Available wrappers are for json csv and pandas dataframe.
profiles_json=sparker.JSONWrapper.load_profiles(file_path, start_id_from=0,
real_id_field="", source_id=0)
profiles_csv=sparker.CSVWrapper.load_profiles(file_path, start_id_from=0, separator=",",
header=True, real_id_field="", source_id=0)
profiles_pandas=sparker.PandasWrapper.load_profiles(pandas_df, start_id_from=0, separator=",",
header=True, real_id_field="", source_id=0)
SparkER offers the possibility to also create pandas dataframes from .xslx
files or from sql queries (supported dbms are mysql, postgresql, oracle, mssql)).
pandas_dataframe_xlsx=sparker.PandasDFMaker.xlsx_df(xlsx_file_path)
pandas_dataframe_query=sparker.PandasDFMaker.dbms_df(host,database,user,password,port,
query,dialect=Dialects.POSTGRESQL)
Caution
Although pandas is an infinitely flexible library, keep in mind that pandas dataframes have a maximum size; so if you’re using SparkER on your local machine, we doubt you will reach pandas threshold, but be sure to check pandas documentation to verify it will not run out of memory if you’re loading an heavier dataset.
Creating a single profile
This is one of the few step that differentiate deduplication workflow from linkage workflow.

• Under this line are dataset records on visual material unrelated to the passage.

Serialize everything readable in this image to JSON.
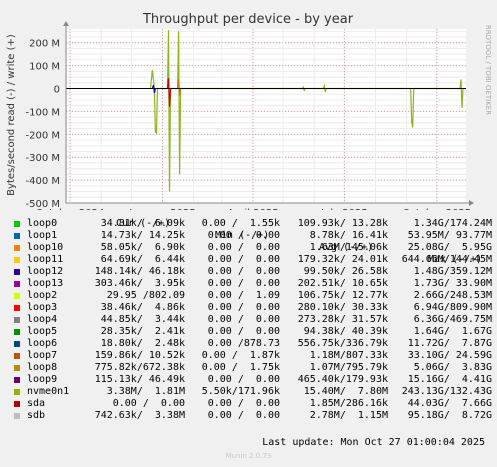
{
  "chart_data": {
    "type": "line",
    "title": "Throughput per device - by year",
    "ylabel": "Bytes/second read (-) / write (+)",
    "side_label": "RRDTOOL / TOBI OETIKER",
    "ylim": [
      -500000000,
      260000000
    ],
    "yticks": [
      {
        "v": 200000000,
        "label": "200 M"
      },
      {
        "v": 100000000,
        "label": "100 M"
      },
      {
        "v": 0,
        "label": "0"
      },
      {
        "v": -100000000,
        "label": "-100 M"
      },
      {
        "v": -200000000,
        "label": "-200 M"
      },
      {
        "v": -300000000,
        "label": "-300 M"
      },
      {
        "v": -400000000,
        "label": "-400 M"
      },
      {
        "v": -500000000,
        "label": "-500 M"
      }
    ],
    "x_range": [
      "2024-09-27",
      "2025-10-30"
    ],
    "xticks": [
      {
        "date": "2024-10-01",
        "label": "October 2024"
      },
      {
        "date": "2025-01-01",
        "label": "January 2025"
      },
      {
        "date": "2025-04-01",
        "label": "April 2025"
      },
      {
        "date": "2025-07-01",
        "label": "July 2025"
      },
      {
        "date": "2025-10-01",
        "label": "October 2025"
      }
    ],
    "grid": true,
    "series": [
      {
        "name": "nvme0n1",
        "color": "#8fb31d",
        "points": [
          [
            "2024-12-20",
            0
          ],
          [
            "2024-12-22",
            80000000
          ],
          [
            "2024-12-24",
            0
          ],
          [
            "2024-12-25",
            -190000000
          ],
          [
            "2024-12-26",
            -195000000
          ],
          [
            "2024-12-27",
            0
          ],
          [
            "2025-01-06",
            0
          ],
          [
            "2025-01-07",
            255000000
          ],
          [
            "2025-01-08",
            -450000000
          ],
          [
            "2025-01-09",
            0
          ],
          [
            "2025-01-16",
            0
          ],
          [
            "2025-01-17",
            250000000
          ],
          [
            "2025-01-18",
            -375000000
          ],
          [
            "2025-01-19",
            0
          ],
          [
            "2025-05-20",
            0
          ],
          [
            "2025-05-21",
            6000000
          ],
          [
            "2025-05-22",
            -8000000
          ],
          [
            "2025-05-23",
            0
          ],
          [
            "2025-06-10",
            0
          ],
          [
            "2025-06-11",
            12000000
          ],
          [
            "2025-06-12",
            -15000000
          ],
          [
            "2025-06-13",
            0
          ],
          [
            "2025-09-05",
            0
          ],
          [
            "2025-09-06",
            -145000000
          ],
          [
            "2025-09-07",
            -170000000
          ],
          [
            "2025-09-08",
            0
          ],
          [
            "2025-10-24",
            0
          ],
          [
            "2025-10-25",
            40000000
          ],
          [
            "2025-10-26",
            -85000000
          ],
          [
            "2025-10-27",
            0
          ]
        ]
      },
      {
        "name": "loop3",
        "color": "#cc0000",
        "points": [
          [
            "2025-01-06",
            0
          ],
          [
            "2025-01-07",
            45000000
          ],
          [
            "2025-01-08",
            -80000000
          ],
          [
            "2025-01-09",
            0
          ]
        ]
      },
      {
        "name": "loop8",
        "color": "#cc7a00",
        "points": [
          [
            "2025-01-16",
            0
          ],
          [
            "2025-01-17",
            40000000
          ],
          [
            "2025-01-18",
            -30000000
          ],
          [
            "2025-01-19",
            0
          ]
        ]
      },
      {
        "name": "loop12",
        "color": "#1a00cc",
        "points": [
          [
            "2024-12-22",
            0
          ],
          [
            "2024-12-23",
            15000000
          ],
          [
            "2024-12-24",
            -20000000
          ],
          [
            "2024-12-25",
            0
          ]
        ]
      }
    ]
  },
  "legend": {
    "headers": {
      "cur": "Cur (-/+)",
      "min": "Min (-/+)",
      "avg": "Avg (-/+)",
      "max": "Max (-/+)"
    },
    "rows": [
      {
        "name": "loop0",
        "color": "#00cc00",
        "cur": "34.81k/  6.09k",
        "min": "0.00 /  1.55k",
        "avg": "109.93k/ 13.28k",
        "max": "1.34G/174.24M"
      },
      {
        "name": "loop1",
        "color": "#0066b3",
        "cur": "14.73k/ 14.25k",
        "min": "0.00 /  0.00",
        "avg": "8.78k/ 16.41k",
        "max": "53.95M/ 93.77M"
      },
      {
        "name": "loop10",
        "color": "#ff8000",
        "cur": "58.05k/  6.90k",
        "min": "0.00 /  0.00",
        "avg": "1.63M/145.06k",
        "max": "25.08G/  5.95G"
      },
      {
        "name": "loop11",
        "color": "#ffcc00",
        "cur": "64.69k/  6.44k",
        "min": "0.00 /  0.00",
        "avg": "179.32k/ 24.01k",
        "max": "644.66M/144.45M"
      },
      {
        "name": "loop12",
        "color": "#330099",
        "cur": "148.14k/ 46.18k",
        "min": "0.00 /  0.00",
        "avg": "99.50k/ 26.58k",
        "max": "1.48G/359.12M"
      },
      {
        "name": "loop13",
        "color": "#990099",
        "cur": "303.46k/  3.95k",
        "min": "0.00 /  0.00",
        "avg": "202.51k/ 10.65k",
        "max": "1.73G/ 33.90M"
      },
      {
        "name": "loop2",
        "color": "#ccff00",
        "cur": "29.95 /802.09",
        "min": "0.00 /  1.09",
        "avg": "106.75k/ 12.77k",
        "max": "2.66G/248.53M"
      },
      {
        "name": "loop3",
        "color": "#ff0000",
        "cur": "38.46k/  4.86k",
        "min": "0.00 /  0.00",
        "avg": "280.10k/ 30.33k",
        "max": "6.94G/809.90M"
      },
      {
        "name": "loop4",
        "color": "#808080",
        "cur": "44.85k/  3.44k",
        "min": "0.00 /  0.00",
        "avg": "273.28k/ 31.57k",
        "max": "6.36G/469.75M"
      },
      {
        "name": "loop5",
        "color": "#008f00",
        "cur": "28.35k/  2.41k",
        "min": "0.00 /  0.00",
        "avg": "94.38k/ 40.39k",
        "max": "1.64G/  1.67G"
      },
      {
        "name": "loop6",
        "color": "#00487d",
        "cur": "18.80k/  2.48k",
        "min": "0.00 /878.73",
        "avg": "556.75k/336.79k",
        "max": "11.72G/  7.87G"
      },
      {
        "name": "loop7",
        "color": "#b35a00",
        "cur": "159.86k/ 10.52k",
        "min": "0.00 /  1.87k",
        "avg": "1.18M/807.33k",
        "max": "33.10G/ 24.59G"
      },
      {
        "name": "loop8",
        "color": "#b38f00",
        "cur": "775.82k/672.38k",
        "min": "0.00 /  1.75k",
        "avg": "1.07M/795.79k",
        "max": "5.06G/  3.83G"
      },
      {
        "name": "loop9",
        "color": "#6b006b",
        "cur": "115.13k/ 46.49k",
        "min": "0.00 /  0.00",
        "avg": "465.40k/179.93k",
        "max": "15.16G/  4.41G"
      },
      {
        "name": "nvme0n1",
        "color": "#8fb300",
        "cur": "3.38M/  1.81M",
        "min": "5.50k/171.96k",
        "avg": "15.40M/  7.80M",
        "max": "243.13G/132.43G"
      },
      {
        "name": "sda",
        "color": "#b30000",
        "cur": "0.00 /  0.00",
        "min": "0.00 /  0.00",
        "avg": "1.85M/286.16k",
        "max": "44.03G/  7.66G"
      },
      {
        "name": "sdb",
        "color": "#bebebe",
        "cur": "742.63k/  3.38M",
        "min": "0.00 /  0.00",
        "avg": "2.78M/  1.15M",
        "max": "95.18G/  8.72G"
      }
    ]
  },
  "footer": {
    "last_update": "Last update: Mon Oct 27 01:00:04 2025",
    "munin": "Munin 2.0.73"
  }
}
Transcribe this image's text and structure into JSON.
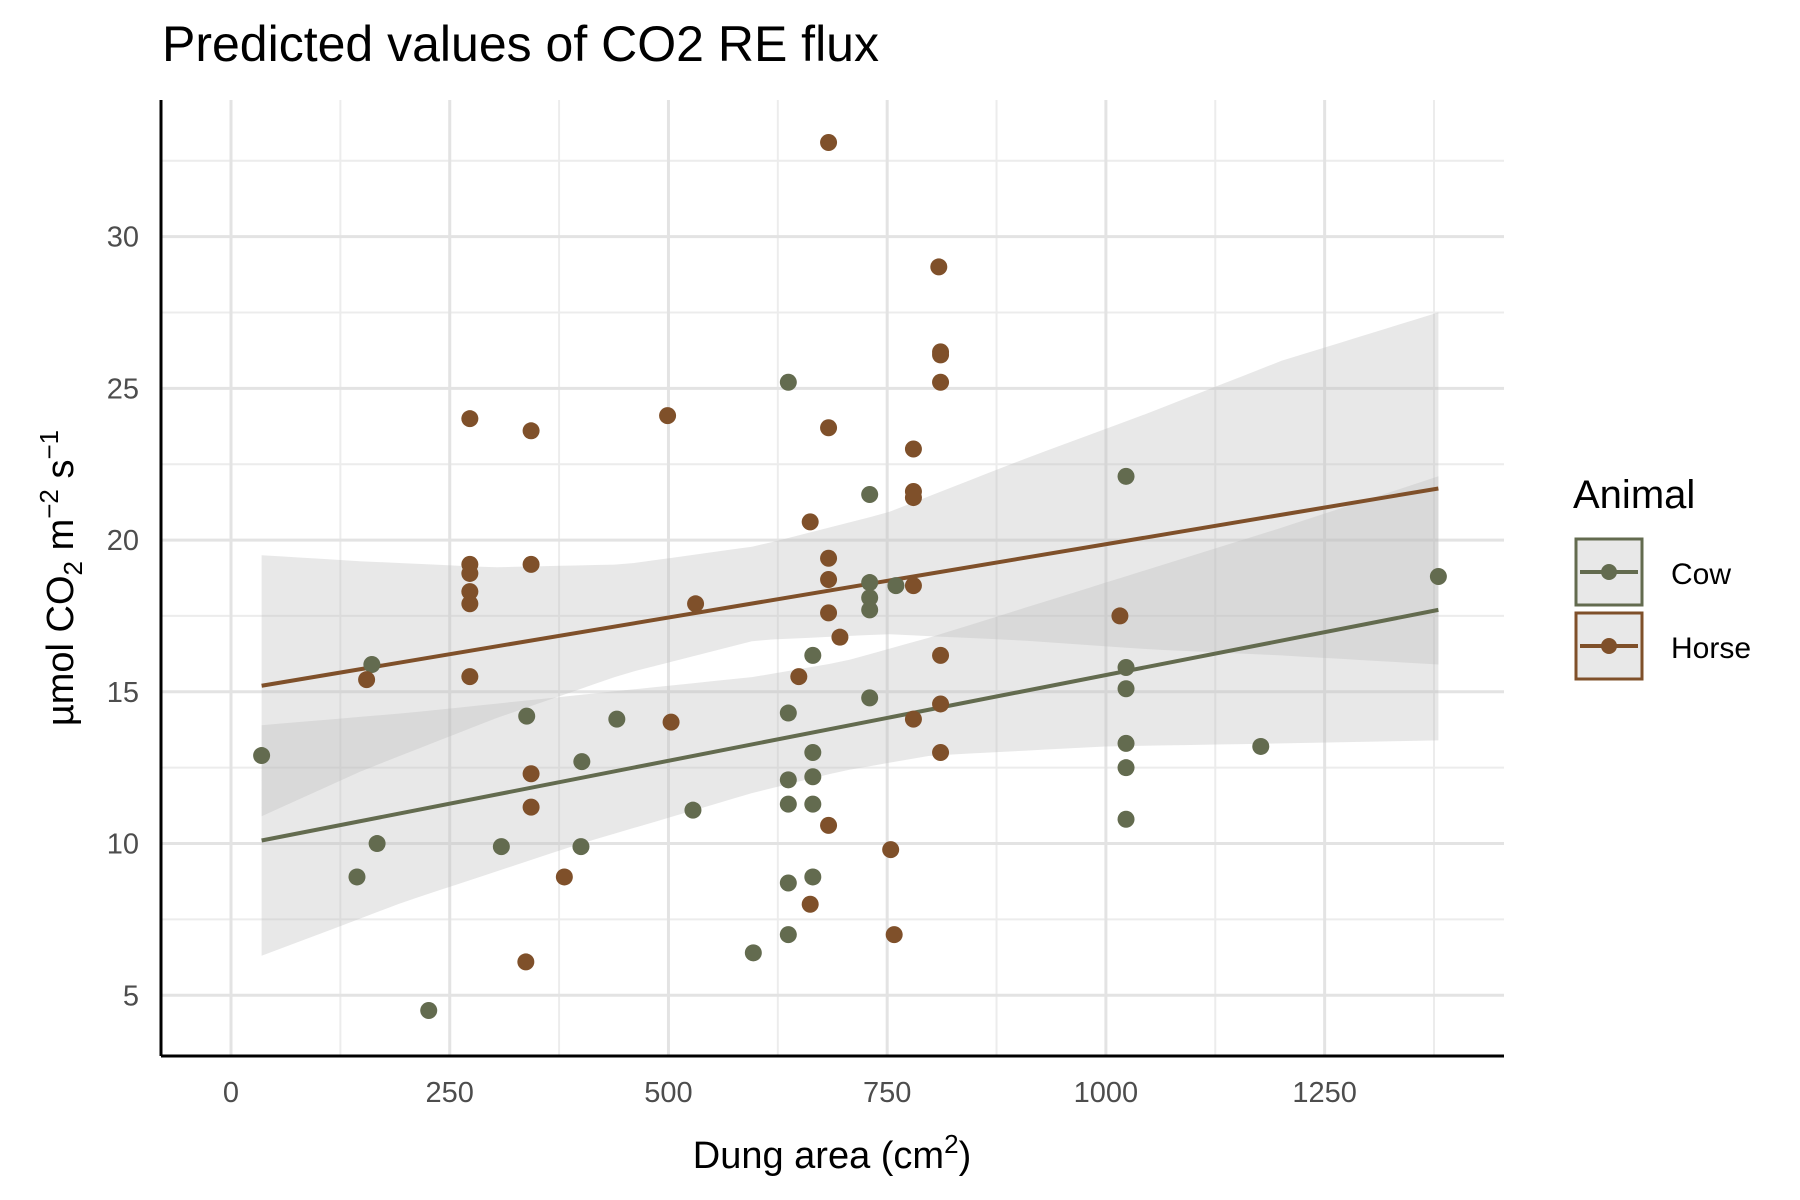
{
  "chart_data": {
    "type": "scatter",
    "title": "Predicted values of CO2 RE flux",
    "xlabel": {
      "main": "Dung area (cm",
      "sup": "2",
      "end": ")"
    },
    "ylabel": {
      "p1": "µmol CO",
      "sub": "2",
      "p2": " m",
      "sup1": "−2",
      "p3": " s",
      "sup2": "−1"
    },
    "xlim": [
      -80,
      1455
    ],
    "ylim": [
      3,
      34.5
    ],
    "x_ticks": [
      0,
      250,
      500,
      750,
      1000,
      1250
    ],
    "x_tick_labels": [
      "0",
      "250",
      "500",
      "750",
      "1000",
      "1250"
    ],
    "y_ticks": [
      5,
      10,
      15,
      20,
      25,
      30
    ],
    "y_tick_labels": [
      "5",
      "10",
      "15",
      "20",
      "25",
      "30"
    ],
    "x_minor": [
      125,
      375,
      625,
      875,
      1125,
      1375
    ],
    "y_minor": [
      7.5,
      12.5,
      17.5,
      22.5,
      27.5,
      32.5
    ],
    "grid": true,
    "legend": {
      "title": "Animal",
      "position": "right"
    },
    "series": [
      {
        "name": "Cow",
        "color": "#636b4f",
        "points": [
          [
            35,
            12.9
          ],
          [
            144,
            8.9
          ],
          [
            161,
            15.9
          ],
          [
            167,
            10.0
          ],
          [
            226,
            4.5
          ],
          [
            309,
            9.9
          ],
          [
            338,
            14.2
          ],
          [
            400,
            9.9
          ],
          [
            401,
            12.7
          ],
          [
            441,
            14.1
          ],
          [
            528,
            11.1
          ],
          [
            597,
            6.4
          ],
          [
            637,
            25.2
          ],
          [
            637,
            14.3
          ],
          [
            637,
            12.1
          ],
          [
            637,
            11.3
          ],
          [
            637,
            8.7
          ],
          [
            637,
            7.0
          ],
          [
            665,
            16.2
          ],
          [
            665,
            13.0
          ],
          [
            665,
            12.2
          ],
          [
            665,
            11.3
          ],
          [
            665,
            8.9
          ],
          [
            730,
            21.5
          ],
          [
            730,
            18.6
          ],
          [
            730,
            18.1
          ],
          [
            730,
            17.7
          ],
          [
            730,
            14.8
          ],
          [
            760,
            18.5
          ],
          [
            1023,
            22.1
          ],
          [
            1023,
            15.8
          ],
          [
            1023,
            15.1
          ],
          [
            1023,
            13.3
          ],
          [
            1023,
            12.5
          ],
          [
            1023,
            10.8
          ],
          [
            1177,
            13.2
          ],
          [
            1380,
            18.8
          ]
        ],
        "fit": {
          "x": [
            35,
            1380
          ],
          "y": [
            10.1,
            17.7
          ]
        },
        "ci": {
          "x": [
            35,
            200,
            400,
            600,
            700,
            800,
            1000,
            1200,
            1380
          ],
          "lower": [
            6.3,
            8.1,
            10.0,
            11.7,
            12.4,
            12.9,
            13.2,
            13.3,
            13.4
          ],
          "upper": [
            13.9,
            14.3,
            14.9,
            15.5,
            16.0,
            16.8,
            18.6,
            20.4,
            22.1
          ]
        }
      },
      {
        "name": "Horse",
        "color": "#7f502a",
        "points": [
          [
            155,
            15.4
          ],
          [
            273,
            24.0
          ],
          [
            273,
            19.2
          ],
          [
            273,
            18.9
          ],
          [
            273,
            18.3
          ],
          [
            273,
            17.9
          ],
          [
            273,
            15.5
          ],
          [
            337,
            6.1
          ],
          [
            343,
            23.6
          ],
          [
            343,
            19.2
          ],
          [
            343,
            12.3
          ],
          [
            343,
            11.2
          ],
          [
            381,
            8.9
          ],
          [
            499,
            24.1
          ],
          [
            503,
            14.0
          ],
          [
            531,
            17.9
          ],
          [
            649,
            15.5
          ],
          [
            662,
            20.6
          ],
          [
            662,
            8.0
          ],
          [
            683,
            33.1
          ],
          [
            683,
            23.7
          ],
          [
            683,
            19.4
          ],
          [
            683,
            18.7
          ],
          [
            683,
            17.6
          ],
          [
            683,
            10.6
          ],
          [
            696,
            16.8
          ],
          [
            754,
            9.8
          ],
          [
            758,
            7.0
          ],
          [
            780,
            23.0
          ],
          [
            780,
            21.6
          ],
          [
            780,
            21.4
          ],
          [
            780,
            18.5
          ],
          [
            780,
            14.1
          ],
          [
            809,
            29.0
          ],
          [
            811,
            26.2
          ],
          [
            811,
            26.1
          ],
          [
            811,
            25.2
          ],
          [
            811,
            16.2
          ],
          [
            811,
            14.6
          ],
          [
            811,
            13.0
          ],
          [
            1016,
            17.5
          ]
        ],
        "fit": {
          "x": [
            35,
            1380
          ],
          "y": [
            15.2,
            21.7
          ]
        },
        "ci": {
          "x": [
            35,
            150,
            300,
            450,
            600,
            750,
            900,
            1050,
            1200,
            1380
          ],
          "lower": [
            10.9,
            12.4,
            14.1,
            15.6,
            16.7,
            16.9,
            16.7,
            16.4,
            16.2,
            15.9
          ],
          "upper": [
            19.5,
            19.3,
            19.1,
            19.2,
            19.8,
            20.9,
            22.6,
            24.2,
            25.9,
            27.5
          ]
        }
      }
    ]
  }
}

If you’re working on a dirty dataset, you already have a single profile, and the only action you need to do is to extract the max ID from the profiles (that will be used later).
max_profile_id = profiles.map(lambda profile: profile.profile_id).max()
If you are working on clean-clean, then this gets a little trickier. We’re gonna explain with a practical example.
Before that, let’s show the groundtruth (optional) methods, that are contained in json,csv and pandas wrapper classes:
gt = sparker.JSONWrapper.load_groundtruth(groundtruth_fp, id1, id2)
Note
The datasets used in the examples are available on SparkER repository on GitHub
Example data linkage - Part 1
# Profiles contained in the first dataset
profiles1 = sparker.JSONWrapper.load_profiles('../datasets/clean/abtBuy/dataset1.json',
real_id_field = "realProfileID")
# Max profile id in the first dataset, used to separate the profiles in the next phases
separator_id = profiles1.map(lambda profile: profile.profile_id).max()
# Separators, used during blocking to understand from which dataset a profile belongs. It is an array because sparkER
# could work with multiple datasets
separator_ids = [separator_id]
profiles2 = sparker.JSONWrapper.load_profiles('../datasets/clean/abtBuy/dataset2.json',
start_id_from = separator_id+1,
real_id_field = "realProfileID")
# Max profile id
max_profile_id = profiles2.map(lambda profile: profile.profile_id).max()
profiles = profiles1.union(profiles2)
#Optional groundtruth step, for these examples we will use groundtruth
# Loads the groundtruth, takes as input the path of the file and the names of the attributes that represent
# respectively the id of profiles of the first dataset and the id of profiles of the second dataset
gt = sparker.JSONWrapper.load_groundtruth('../datasets/clean/abtBuy/groundtruth.json', 'id1', 'id2')
# Converts the groundtruth by replacing original IDs with those given by Spark
new_gt = sparker.Converters.convert_groundtruth(gt, profiles1, profiles2)
As you can see, you will always end with a single set of profiles, you just need to extract the max ID from
both the profiles, and use them to properly link the two. separator_ids and max_profile_id
will be used in the blocking steps.
Example data deduplication
profiles = sparker.CSVWrapper.load_profiles('../datasets/dirty/cora/cora.csv', real_id_field = "id")
max_profile_id = profiles.map(lambda profile: profile.profile_id).max()
gt = sparker.CSVWrapper.load_groundtruth('../datasets/dirty/cora/groundtruth.csv', 'id1', 'id2')
new_gt = sparker.Converters.convert_groundtruth(gt, profiles)